Friday, July 12, 2013

avignon



The posters à Avignon sont partout, and you mean everywhere.

You do the usual 30 minute drive-around before you find a parking space just outside the ancient Roman wall that used to define the city limits.  Once you step inside the walls you are bombarded with posters, attached with brown string any and everywhere: on walls, railings, bikes, stones, doors . . . if there is a horizontal space, it will have a poster somehow attached to it.  You wander the streets with Phillipe, Reba and Skylar and soon come across Les Halles, the fresh market in the middle of the old town.  If it’s food, and you need it, they have it.  



From there you go to the Eglise St. Pierre, are greeted by some requisite gargoyle-y faces, and once inside the dimly lit  space with its arching ceilings, sinister confession booths, and multiple, artful, stylized renderings of Jesus’ torture/crucifixation, you can’t help but think about ancient politics, intrigue, backstabbing, indulgences, (http://en.wikipedia.org/wiki/Indulgences )  subterfuge, old men and little boys, etc., i.e., anything but the spiritual underpinings of Christianity.  
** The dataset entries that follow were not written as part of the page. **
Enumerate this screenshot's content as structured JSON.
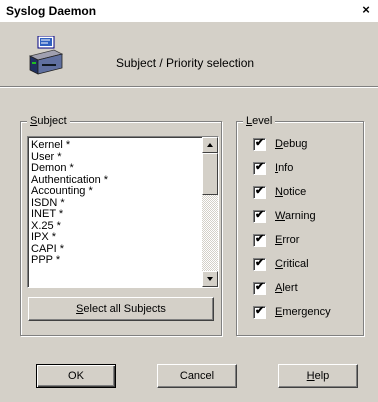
{
  "window": {
    "title": "Syslog Daemon",
    "close_glyph": "×"
  },
  "header": {
    "icon": "computer-network-icon",
    "text": "Subject / Priority selection"
  },
  "subject": {
    "group_label": "Subject",
    "items": [
      "Kernel *",
      "User *",
      "Demon *",
      "Authentication *",
      "Accounting *",
      "ISDN *",
      "INET *",
      "X.25 *",
      "IPX *",
      "CAPI *",
      "PPP *"
    ],
    "select_all_label": "Select all Subjects"
  },
  "level": {
    "group_label": "Level",
    "items": [
      {
        "label": "Debug",
        "checked": true
      },
      {
        "label": "Info",
        "checked": true
      },
      {
        "label": "Notice",
        "checked": true
      },
      {
        "label": "Warning",
        "checked": true
      },
      {
        "label": "Error",
        "checked": true
      },
      {
        "label": "Critical",
        "checked": true
      },
      {
        "label": "Alert",
        "checked": true
      },
      {
        "label": "Emergency",
        "checked": true
      }
    ]
  },
  "buttons": {
    "ok": "OK",
    "cancel": "Cancel",
    "help": "Help"
  },
  "check_glyph": "✔"
}
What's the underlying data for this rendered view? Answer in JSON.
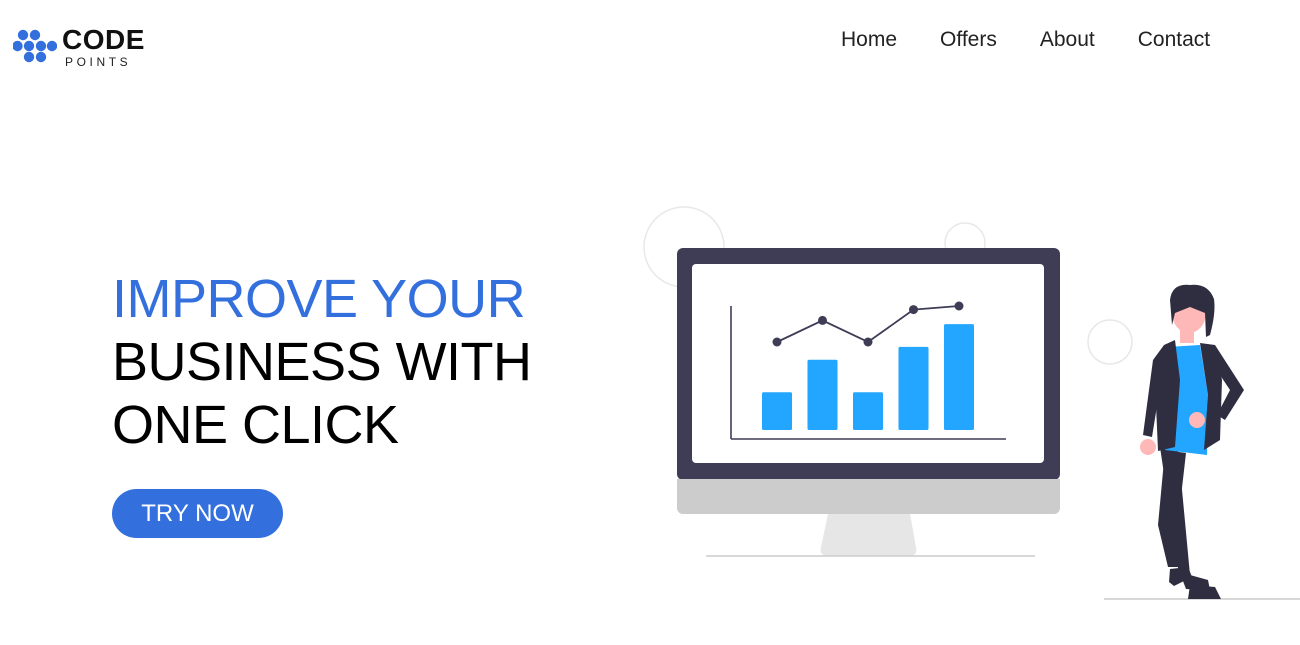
{
  "brand": {
    "name": "CODE",
    "tagline": "POINTS",
    "color": "#3370de"
  },
  "nav": {
    "items": [
      {
        "label": "Home"
      },
      {
        "label": "Offers"
      },
      {
        "label": "About"
      },
      {
        "label": "Contact"
      }
    ]
  },
  "hero": {
    "title_accent": "IMPROVE YOUR",
    "title_line2": "BUSINESS WITH",
    "title_line3": "ONE CLICK",
    "cta_label": "TRY NOW",
    "accent_color": "#3370de"
  },
  "illustration": {
    "icon": "business-analytics-illustration",
    "monitor_frame_color": "#3f3d56",
    "bar_color": "#22a6ff",
    "bars": [
      0.35,
      0.65,
      0.35,
      0.77,
      0.98
    ],
    "line_points": [
      0.5,
      0.8,
      0.5,
      0.95,
      1.0
    ]
  }
}
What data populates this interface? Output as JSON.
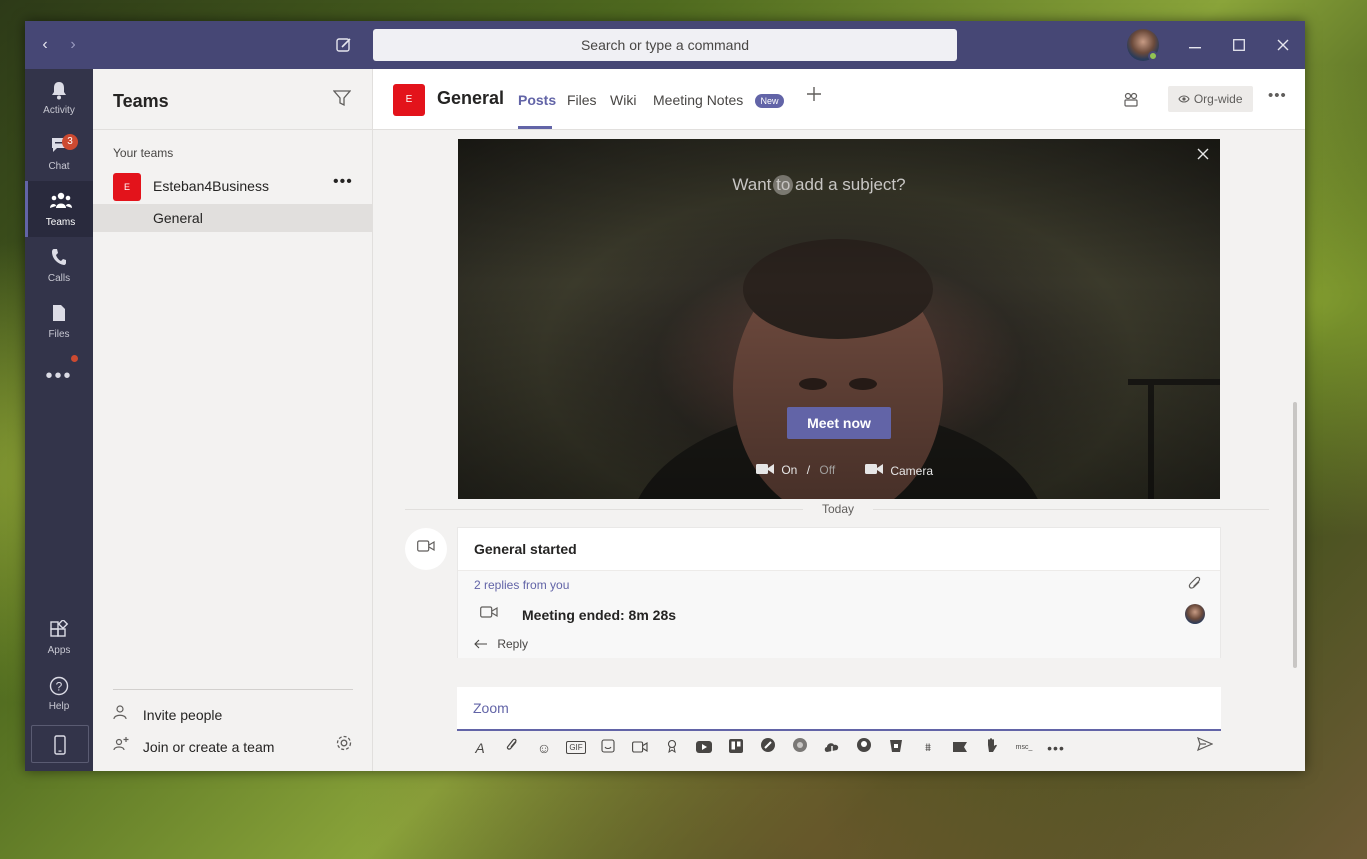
{
  "titlebar": {
    "search_placeholder": "Search or type a command",
    "back_icon": "chevron-left-icon",
    "forward_icon": "chevron-right-icon",
    "compose_icon": "compose-icon",
    "window_controls": [
      "minimize",
      "maximize",
      "close"
    ]
  },
  "rail": {
    "items": [
      {
        "label": "Activity",
        "icon": "bell-icon"
      },
      {
        "label": "Chat",
        "icon": "chat-icon",
        "badge": "3"
      },
      {
        "label": "Teams",
        "icon": "teams-icon"
      },
      {
        "label": "Calls",
        "icon": "phone-icon"
      },
      {
        "label": "Files",
        "icon": "file-icon"
      }
    ],
    "more_icon": "more-icon",
    "bottom": [
      {
        "label": "Apps",
        "icon": "apps-icon"
      },
      {
        "label": "Help",
        "icon": "help-icon"
      }
    ],
    "device_icon": "mobile-icon"
  },
  "sidebar": {
    "title": "Teams",
    "section_label": "Your teams",
    "team": {
      "initial": "E",
      "name": "Esteban4Business"
    },
    "channel": "General",
    "invite_label": "Invite people",
    "join_label": "Join or create a team"
  },
  "header": {
    "initial": "E",
    "title": "General",
    "tabs": [
      "Posts",
      "Files",
      "Wiki",
      "Meeting Notes"
    ],
    "new_badge": "New",
    "orgwide_label": "Org-wide"
  },
  "meeting_preview": {
    "subject_placeholder": "Want to add a subject?",
    "meet_now_label": "Meet now",
    "video_on": "On",
    "video_sep": "/",
    "video_off": "Off",
    "camera_label": "Camera"
  },
  "feed": {
    "date_divider": "Today",
    "post": {
      "title": "General started",
      "replies_link": "2 replies from you",
      "meeting_text": "Meeting ended: 8m 28s",
      "reply_label": "Reply"
    }
  },
  "compose": {
    "text": "Zoom"
  },
  "colors": {
    "titlebar": "#464775",
    "rail": "#33344a",
    "accent": "#6264a7",
    "team_tile": "#e3131b",
    "badge": "#cc4a31"
  }
}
Instead of lifting you to Heaven, the Vortex spirals you down to the inner circle of Hell, but you escape and head to the grander Palais des Papes, where, in the 1300’s, seven Popes ruled the church in what is now called the Avignon Papacy.  But instead of intrigue and little boys, you’re confronted with lines of tourists, a million posters, mimes, performance art, picture snapping, a thousand other things having nothing to do with religion.  Quel soulagement (what a relief)!




You continue on to a bridge arching over the Rhone, snap pics, then return to Les Halles, where you pic up provisions for your last night in Provence.